Maybe it would help to look at it in this way. Consider, if you will, two pertinent groups in this discussion. In the first group are plenty of actors—many of whom are not professing Christians—who experience serious reservations about exposing themselves to the public at large. It’s not because they are trying to glorify God with their bodies, their words, or their actions. It’s not necessarily because they subscribe to a Christian sexual ethic. Still, their consciences bother them when it comes to nudity and sex scenes.
That’s the first group of people. The second group consists of Christian patrons. These are people who are trying to glorify God with their bodies, their words, and their actions. As believers, they are bound by the Christian sexual ethic. And yet these people—those who have been delivered from darkness and transferred into God’s kingdom—are the ones saying their consciences are clear when they watch the consciences of others be violated. These Christians pay for actors to be abused and experience no qualms about it.
Brothers and sisters, this should not be!
And yet there’s more to consider than what we’ve already discussed.

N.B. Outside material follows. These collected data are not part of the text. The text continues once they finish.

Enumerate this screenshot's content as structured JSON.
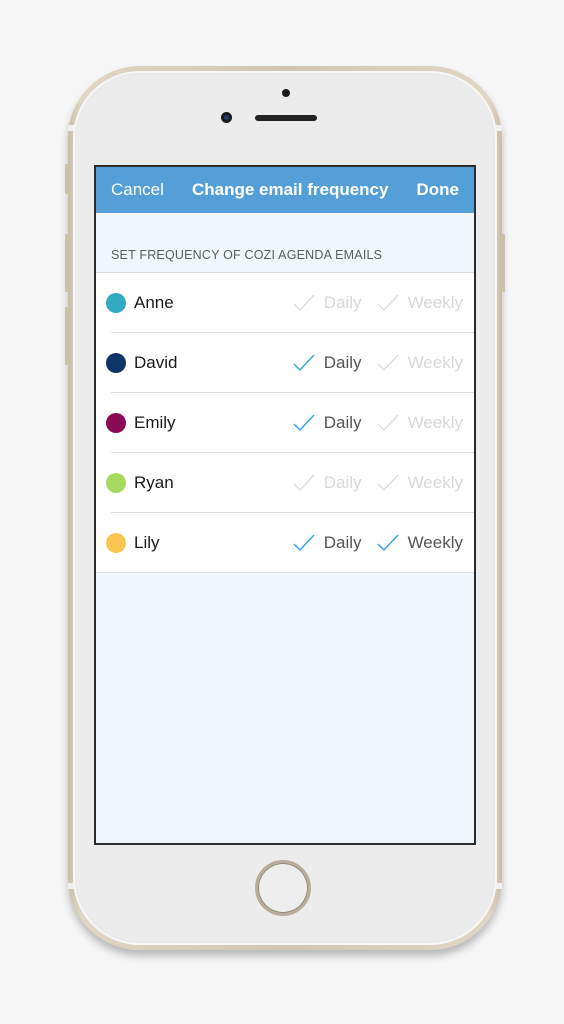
{
  "navbar": {
    "cancel_label": "Cancel",
    "title": "Change email frequency",
    "done_label": "Done",
    "background_color": "#549fd8"
  },
  "section": {
    "header": "SET FREQUENCY OF COZI AGENDA EMAILS"
  },
  "options": {
    "daily_label": "Daily",
    "weekly_label": "Weekly",
    "checked_color": "#2fa6e0",
    "unchecked_color": "#dcdcdc"
  },
  "members": [
    {
      "name": "Anne",
      "color": "#32a9c2",
      "daily": false,
      "weekly": false
    },
    {
      "name": "David",
      "color": "#0d3568",
      "daily": true,
      "weekly": false
    },
    {
      "name": "Emily",
      "color": "#8a0a55",
      "daily": true,
      "weekly": false
    },
    {
      "name": "Ryan",
      "color": "#a6d95e",
      "daily": false,
      "weekly": false
    },
    {
      "name": "Lily",
      "color": "#f9c550",
      "daily": true,
      "weekly": true
    }
  ]
}
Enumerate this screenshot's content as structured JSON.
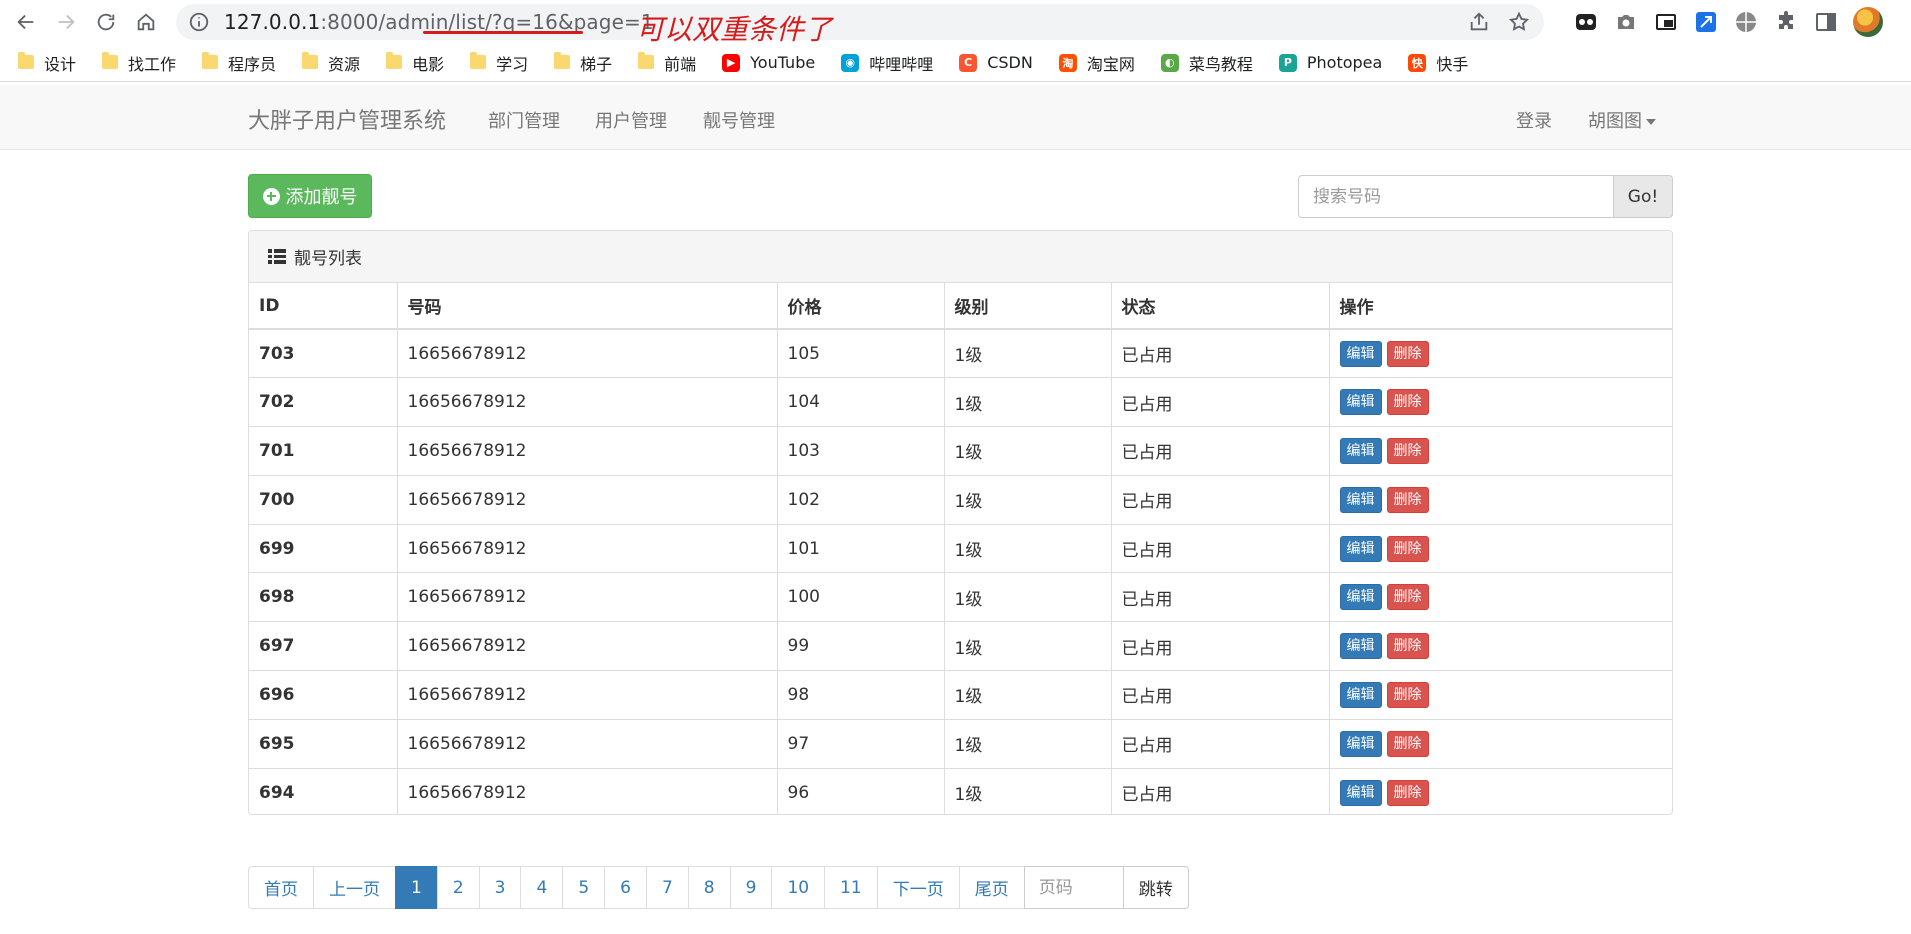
{
  "browser": {
    "url_main": "127.0.0.1",
    "url_dim": ":8000/admin/list/?q=16&page=1",
    "annotation": "可以双重条件了"
  },
  "bookmarks": [
    {
      "label": "设计",
      "icon": "folder-icon"
    },
    {
      "label": "找工作",
      "icon": "folder-icon"
    },
    {
      "label": "程序员",
      "icon": "folder-icon"
    },
    {
      "label": "资源",
      "icon": "folder-icon"
    },
    {
      "label": "电影",
      "icon": "folder-icon"
    },
    {
      "label": "学习",
      "icon": "folder-icon"
    },
    {
      "label": "梯子",
      "icon": "folder-icon"
    },
    {
      "label": "前端",
      "icon": "folder-icon"
    },
    {
      "label": "YouTube",
      "icon": "youtube-icon",
      "color": "#ff0000"
    },
    {
      "label": "哔哩哔哩",
      "icon": "bilibili-icon",
      "color": "#00a1d6"
    },
    {
      "label": "CSDN",
      "icon": "csdn-icon",
      "color": "#fc5531"
    },
    {
      "label": "淘宝网",
      "icon": "taobao-icon",
      "color": "#ff5000"
    },
    {
      "label": "菜鸟教程",
      "icon": "runoob-icon",
      "color": "#5aa949"
    },
    {
      "label": "Photopea",
      "icon": "photopea-icon",
      "color": "#18a497"
    },
    {
      "label": "快手",
      "icon": "kuaishou-icon",
      "color": "#ff4906"
    }
  ],
  "navbar": {
    "brand": "大胖子用户管理系统",
    "links": [
      "部门管理",
      "用户管理",
      "靓号管理"
    ],
    "login": "登录",
    "user": "胡图图"
  },
  "toolbar": {
    "add_label": "添加靓号",
    "search_placeholder": "搜索号码",
    "go_label": "Go!"
  },
  "panel": {
    "title": "靓号列表",
    "columns": [
      "ID",
      "号码",
      "价格",
      "级别",
      "状态",
      "操作"
    ],
    "edit_label": "编辑",
    "delete_label": "删除",
    "rows": [
      {
        "id": "703",
        "mobile": "16656678912",
        "price": "105",
        "level": "1级",
        "status": "已占用"
      },
      {
        "id": "702",
        "mobile": "16656678912",
        "price": "104",
        "level": "1级",
        "status": "已占用"
      },
      {
        "id": "701",
        "mobile": "16656678912",
        "price": "103",
        "level": "1级",
        "status": "已占用"
      },
      {
        "id": "700",
        "mobile": "16656678912",
        "price": "102",
        "level": "1级",
        "status": "已占用"
      },
      {
        "id": "699",
        "mobile": "16656678912",
        "price": "101",
        "level": "1级",
        "status": "已占用"
      },
      {
        "id": "698",
        "mobile": "16656678912",
        "price": "100",
        "level": "1级",
        "status": "已占用"
      },
      {
        "id": "697",
        "mobile": "16656678912",
        "price": "99",
        "level": "1级",
        "status": "已占用"
      },
      {
        "id": "696",
        "mobile": "16656678912",
        "price": "98",
        "level": "1级",
        "status": "已占用"
      },
      {
        "id": "695",
        "mobile": "16656678912",
        "price": "97",
        "level": "1级",
        "status": "已占用"
      },
      {
        "id": "694",
        "mobile": "16656678912",
        "price": "96",
        "level": "1级",
        "status": "已占用"
      }
    ]
  },
  "pagination": {
    "first": "首页",
    "prev": "上一页",
    "pages": [
      "1",
      "2",
      "3",
      "4",
      "5",
      "6",
      "7",
      "8",
      "9",
      "10",
      "11"
    ],
    "active": "1",
    "next": "下一页",
    "last": "尾页",
    "input_placeholder": "页码",
    "jump": "跳转"
  }
}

To continue my line of reasoning from last week: the second part of my nuanced answer to the argument that some actors do sex scenes and/or nudity willingly is this: it doesn’t matter. Not if we take seriously God’s command to love our neighbor as ourselves.
Whether or not actors agree with the nudity and sex acts required of them is actually beside the point. Why? Because it doesn’t negate the fact that they are being objectified and degraded as human beings in what is essentially a pornographic act. It is unloving of us as Christians to support such actions, even when they are free from coercion.
We see this principle at work in Romans 13, where Paul says loving your neighbor includes avoiding adultery. He’s not assuming that all adultery is rape. Some adultery—much of it, in fact—takes place by mutual consent. And in so-called “open marriages,” there are no parties objecting to adultery. Does that suddenly make the adultery excusable? Not according to Paul. By its nature, sexual perversion is sin, even if it’s consensual and socially acceptable.
All forms of immorality are inherently unloving. That’s the Bible’s stance. That should be the Christian’s stance. In contrast to this, the film industry has created a socially acceptable ménage à trois: two actors commit sexually intimate acts, and audiences sit in on the proceedings with complete approval.
It doesn’t matter if you watch a raunchy movie only for the “good parts” or the overall message. It doesn’t matter if you can watch, or ignore, a sex scene while keeping a completely pure heart. It doesn’t matter if you spend less by renting a DVD. If money travels from your account to the producer of that film, your patronage is supporting an unloving act.
The “law of love” (which we’ve talked about earlier) exhorts us to consider the spiritual, emotional, and physical needs of men and women in front of the camera. Is that restricting for a movie-going audience? I suppose so. It has definitely kept me from visiting the theater on several occasions where I otherwise would have willingly and excitedly done so.
But this law of love is not “restricting” in a lastingly negative sense any more than monogamy is a negative restriction for married couples. It’s a law that protects, not harms. It’s a law that governs for good, not evil. It’s a law that helps one cultivate the greatest motive known to humankind. In the end, what is truly more freeing: living a self-centered or an others-centered life? The Bible’s answer is the latter.
Think about the implications here. How would it affect you if you put the law of love into practice? What if you refused to financially support movies that objectified actors because you wanted to treat them as real people? Would you not start viewing the actors you encounter in the movies as real people and not just potential sources of eye candy or gratification? Would the law of love not help you fight sexual lust even more effectively with gospel power? Would it not help you keep from focusing on yourself (which is what lust does) and instead focus on the needs of others (which is what a healthy, Biblically-informed sexuality is all about)? Would that not be a gloriously countercultural way to demonstrate God’s love to your fellow human beings?
I think it would. In fact, my personal experience has been that it does. I dare you (in the most positive sense possible) to prove me wrong.